Le 13 septembre 2017, la cour d’appel de Paris avait admis que l’ancien texte ne s’appliquait pas qu’aux marges arrière mais pouvait s’appliquer aux réductions de prix. La lettre du texte visait un avantage quelconque ou un service commercial sans précision. Le législateur visait une coopération commerciale fictive c’est-à-dire sans contrepartie réelle. Mais cela n’avait pas été entériné par la cour de cassation. Pour cette dernière, les RFA restaient passibles du 2° c’est-à-dire du déséquilibre significatif avec tentative de soumission (arrêt Galec du 25 janvier 2017).
L’analyse extensive de la cour d’appel de Paris était contraire au principe d’interprétation restrictive de la loi relative aux restrictions de concurrence.
En réalité, cette condition de soumission gênait beaucoup le ministre et il y a eu une volonté, dans la réforme par ordonnance du 24 avril 2019, de se soustraire à l’exigence de la condition de soumission de l’ancien 2° du L.442-6.
On sait que dans cette condition de soumission, il y avait une double idée. D’abord une absence réelle de négociations et ensuite, on n’a pas pu négocier librement parce que le contractant était incontournable, on ne pouvait pas s’en passer.
Or, après des années où la condition de soumission des fournisseurs à la grande distribution était quasiment acquise sans débat judiciaire, le ministre avait été récemment débouté à plusieurs reprises pour ne pas avoir prouvé la soumission par des fournisseurs puissants qui pouvaient négocier avec la grande distribution. C’est l’arrêt ITM par la cour d’appel de Paris du 20 décembre 2017 ou encore l’arrêt SYSTEME U du 16 mai 2018 qui admet l’absence de soumission pour un fournisseur.
C’est ce qui explique aujourd’hui le dédoublement du déséquilibre significatif. La seule raison du maintien du 1° et de son élargissement, c’est de permettre au ministre de s’affranchir de la condition de soumission. C’est une arme de destruction massive !
Le contrôle du prix déséquilibré se passe désormais de la condition de soumission. Quand on exige la soumission, le déséquilibre significatif concernant le prix sanctionne une lésion qualifiée c’est-à-dire une lésion sur une personne qui est en situation de faiblesse ou de dépendance. Avec le 1°, sans condition de soumission, on fait un pur contrôle du prix, un pur contrôle de la lésion. Cela fragilise toute négociation de réduction de prix lors des négociations commerciales.
Peut-on invoquer le rééquilibrage par les autres clauses du contrat ? Pas sûr car le rééquilibrage a été admis par la jurisprudence pour le 2° de l’ancien article L.442-6. Il reste à le faire juger pour le 1°.

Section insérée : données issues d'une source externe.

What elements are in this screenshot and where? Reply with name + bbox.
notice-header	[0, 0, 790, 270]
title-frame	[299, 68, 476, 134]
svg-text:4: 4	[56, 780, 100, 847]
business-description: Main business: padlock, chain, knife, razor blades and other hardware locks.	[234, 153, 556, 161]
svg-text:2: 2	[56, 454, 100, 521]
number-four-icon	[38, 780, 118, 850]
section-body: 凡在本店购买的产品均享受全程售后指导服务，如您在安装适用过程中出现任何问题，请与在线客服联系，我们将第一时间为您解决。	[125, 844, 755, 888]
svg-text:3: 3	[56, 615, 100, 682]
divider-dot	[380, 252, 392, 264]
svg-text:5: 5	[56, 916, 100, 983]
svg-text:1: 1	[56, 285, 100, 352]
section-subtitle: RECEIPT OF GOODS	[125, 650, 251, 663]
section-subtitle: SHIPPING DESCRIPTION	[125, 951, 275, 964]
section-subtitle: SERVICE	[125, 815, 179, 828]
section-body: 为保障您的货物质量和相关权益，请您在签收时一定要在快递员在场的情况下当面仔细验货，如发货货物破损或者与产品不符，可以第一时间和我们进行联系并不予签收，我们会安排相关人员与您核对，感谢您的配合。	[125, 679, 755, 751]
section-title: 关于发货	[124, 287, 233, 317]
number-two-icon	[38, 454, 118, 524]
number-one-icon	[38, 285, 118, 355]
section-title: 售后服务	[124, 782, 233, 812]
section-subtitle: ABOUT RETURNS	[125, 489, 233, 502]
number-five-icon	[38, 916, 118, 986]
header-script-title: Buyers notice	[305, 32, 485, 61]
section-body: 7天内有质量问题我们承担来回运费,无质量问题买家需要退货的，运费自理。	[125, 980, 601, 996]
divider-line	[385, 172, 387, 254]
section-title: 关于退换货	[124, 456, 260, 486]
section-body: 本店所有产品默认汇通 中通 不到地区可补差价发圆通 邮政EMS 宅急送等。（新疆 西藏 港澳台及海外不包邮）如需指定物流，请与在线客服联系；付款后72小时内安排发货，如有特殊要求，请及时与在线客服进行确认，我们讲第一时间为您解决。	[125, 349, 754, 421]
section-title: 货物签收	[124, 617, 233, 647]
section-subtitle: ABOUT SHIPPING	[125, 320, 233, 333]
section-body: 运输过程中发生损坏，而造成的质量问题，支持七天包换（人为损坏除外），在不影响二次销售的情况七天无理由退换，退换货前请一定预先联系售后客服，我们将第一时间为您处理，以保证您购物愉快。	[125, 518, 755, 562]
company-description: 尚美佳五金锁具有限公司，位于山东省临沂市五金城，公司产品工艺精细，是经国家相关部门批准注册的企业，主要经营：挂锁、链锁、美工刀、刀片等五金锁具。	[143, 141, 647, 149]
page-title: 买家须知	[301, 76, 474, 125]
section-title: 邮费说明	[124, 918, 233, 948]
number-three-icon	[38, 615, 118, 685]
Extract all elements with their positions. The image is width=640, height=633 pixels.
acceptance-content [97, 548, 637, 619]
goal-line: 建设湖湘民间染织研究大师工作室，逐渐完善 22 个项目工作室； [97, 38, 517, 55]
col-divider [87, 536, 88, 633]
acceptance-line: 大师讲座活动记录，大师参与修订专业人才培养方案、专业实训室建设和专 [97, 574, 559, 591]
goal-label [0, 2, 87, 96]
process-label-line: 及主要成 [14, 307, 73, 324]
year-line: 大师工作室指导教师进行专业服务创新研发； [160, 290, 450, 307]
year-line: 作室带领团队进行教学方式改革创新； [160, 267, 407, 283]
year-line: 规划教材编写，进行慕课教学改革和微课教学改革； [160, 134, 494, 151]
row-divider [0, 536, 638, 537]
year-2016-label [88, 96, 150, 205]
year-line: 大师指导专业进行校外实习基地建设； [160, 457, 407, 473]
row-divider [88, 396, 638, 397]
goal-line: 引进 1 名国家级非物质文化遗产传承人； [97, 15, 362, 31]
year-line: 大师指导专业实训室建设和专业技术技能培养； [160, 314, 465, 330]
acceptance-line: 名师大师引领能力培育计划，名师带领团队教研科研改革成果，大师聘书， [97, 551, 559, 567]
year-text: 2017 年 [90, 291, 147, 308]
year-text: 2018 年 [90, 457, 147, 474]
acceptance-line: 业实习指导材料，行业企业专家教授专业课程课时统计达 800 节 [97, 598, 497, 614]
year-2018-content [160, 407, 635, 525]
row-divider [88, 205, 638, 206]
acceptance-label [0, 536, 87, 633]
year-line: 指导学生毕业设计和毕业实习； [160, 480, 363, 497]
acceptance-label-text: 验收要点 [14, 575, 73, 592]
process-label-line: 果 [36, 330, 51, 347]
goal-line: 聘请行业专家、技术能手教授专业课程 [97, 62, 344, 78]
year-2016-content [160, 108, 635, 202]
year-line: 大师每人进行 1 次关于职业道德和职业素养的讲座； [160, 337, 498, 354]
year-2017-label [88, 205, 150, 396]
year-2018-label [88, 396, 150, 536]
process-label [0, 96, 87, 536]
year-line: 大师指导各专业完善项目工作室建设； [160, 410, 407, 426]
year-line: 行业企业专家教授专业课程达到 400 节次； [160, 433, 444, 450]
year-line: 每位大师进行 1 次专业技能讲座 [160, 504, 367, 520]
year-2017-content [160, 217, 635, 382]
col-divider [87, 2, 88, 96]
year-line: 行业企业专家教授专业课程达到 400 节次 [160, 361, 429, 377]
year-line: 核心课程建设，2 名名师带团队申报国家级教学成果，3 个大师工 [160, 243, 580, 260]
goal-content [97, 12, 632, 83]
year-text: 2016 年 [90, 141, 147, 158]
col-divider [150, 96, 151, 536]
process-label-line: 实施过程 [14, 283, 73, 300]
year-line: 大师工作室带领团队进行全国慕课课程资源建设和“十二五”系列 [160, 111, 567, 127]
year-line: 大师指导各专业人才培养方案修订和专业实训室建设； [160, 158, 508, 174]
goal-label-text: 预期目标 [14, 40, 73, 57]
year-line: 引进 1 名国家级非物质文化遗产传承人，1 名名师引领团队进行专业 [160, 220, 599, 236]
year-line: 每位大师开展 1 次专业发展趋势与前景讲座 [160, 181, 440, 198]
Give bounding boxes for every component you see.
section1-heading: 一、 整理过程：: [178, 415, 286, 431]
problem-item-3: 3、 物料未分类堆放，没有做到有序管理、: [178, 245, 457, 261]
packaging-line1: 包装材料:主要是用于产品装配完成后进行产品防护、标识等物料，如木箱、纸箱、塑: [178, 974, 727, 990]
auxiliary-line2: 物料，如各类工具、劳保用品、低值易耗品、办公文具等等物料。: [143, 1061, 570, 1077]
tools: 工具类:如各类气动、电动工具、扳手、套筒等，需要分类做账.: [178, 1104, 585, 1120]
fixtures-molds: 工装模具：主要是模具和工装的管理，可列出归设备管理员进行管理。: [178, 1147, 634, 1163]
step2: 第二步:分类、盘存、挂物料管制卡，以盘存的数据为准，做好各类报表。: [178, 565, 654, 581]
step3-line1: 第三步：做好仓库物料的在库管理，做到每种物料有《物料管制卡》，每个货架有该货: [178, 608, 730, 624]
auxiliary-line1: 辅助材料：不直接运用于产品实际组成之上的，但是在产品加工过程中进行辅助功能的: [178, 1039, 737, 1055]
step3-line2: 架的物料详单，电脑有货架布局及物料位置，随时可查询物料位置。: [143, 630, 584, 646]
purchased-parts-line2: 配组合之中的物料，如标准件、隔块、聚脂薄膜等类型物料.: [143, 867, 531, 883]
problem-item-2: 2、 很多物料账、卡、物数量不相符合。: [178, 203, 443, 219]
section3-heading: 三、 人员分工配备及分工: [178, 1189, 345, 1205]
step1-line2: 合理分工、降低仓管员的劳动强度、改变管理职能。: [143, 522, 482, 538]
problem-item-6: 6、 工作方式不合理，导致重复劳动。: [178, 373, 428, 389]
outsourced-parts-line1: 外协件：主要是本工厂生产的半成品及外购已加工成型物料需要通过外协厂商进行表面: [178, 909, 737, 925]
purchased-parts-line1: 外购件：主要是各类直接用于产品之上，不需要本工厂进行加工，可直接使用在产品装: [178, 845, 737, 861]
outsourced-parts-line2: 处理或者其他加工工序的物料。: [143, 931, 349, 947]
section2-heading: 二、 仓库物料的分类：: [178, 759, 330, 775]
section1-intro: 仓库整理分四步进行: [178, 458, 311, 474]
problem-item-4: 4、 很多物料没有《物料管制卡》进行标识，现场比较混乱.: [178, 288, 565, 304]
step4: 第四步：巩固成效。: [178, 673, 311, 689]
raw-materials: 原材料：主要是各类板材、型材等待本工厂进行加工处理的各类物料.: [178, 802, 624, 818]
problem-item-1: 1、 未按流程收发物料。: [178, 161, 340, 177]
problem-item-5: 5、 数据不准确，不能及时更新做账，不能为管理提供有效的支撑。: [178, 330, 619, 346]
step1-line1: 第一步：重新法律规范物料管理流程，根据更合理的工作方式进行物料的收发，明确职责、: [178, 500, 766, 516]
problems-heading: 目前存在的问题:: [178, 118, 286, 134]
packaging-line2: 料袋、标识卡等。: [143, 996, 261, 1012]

Cela ne concernera pas que la grande distribution. Le texte permet par sa formule générale de l’appliquer à toute personne qui exerce des activités de production, de distribution ou de services. C’est extrêmement large.
Côté victime, on peut supposer que cela concernera tout de même des rapports professionnels puisque le texte est dans le code de commerce.
Le risque d’insécurité juridique est total. Dans le contentieux de la franchise, on peut parfaitement imaginer que ce texte soit évoqué pour remettre en cause le prix qui est la contrepartie de la mise à disposition du savoir-faire et de la marque et donc tenter de faire revoir, d’obtenir la nullité des redevances parce que celles-ci auraient été disproportionnées au regard de la valeur du savoir-faire. Prouver la libre négociation de la redevance ne servira strictement à rien. Elle n’était d’ailleurs pas négociée.
On voit qu’il y a désormais un vrai sujet et nous attendons de voir ce que les juges en feront.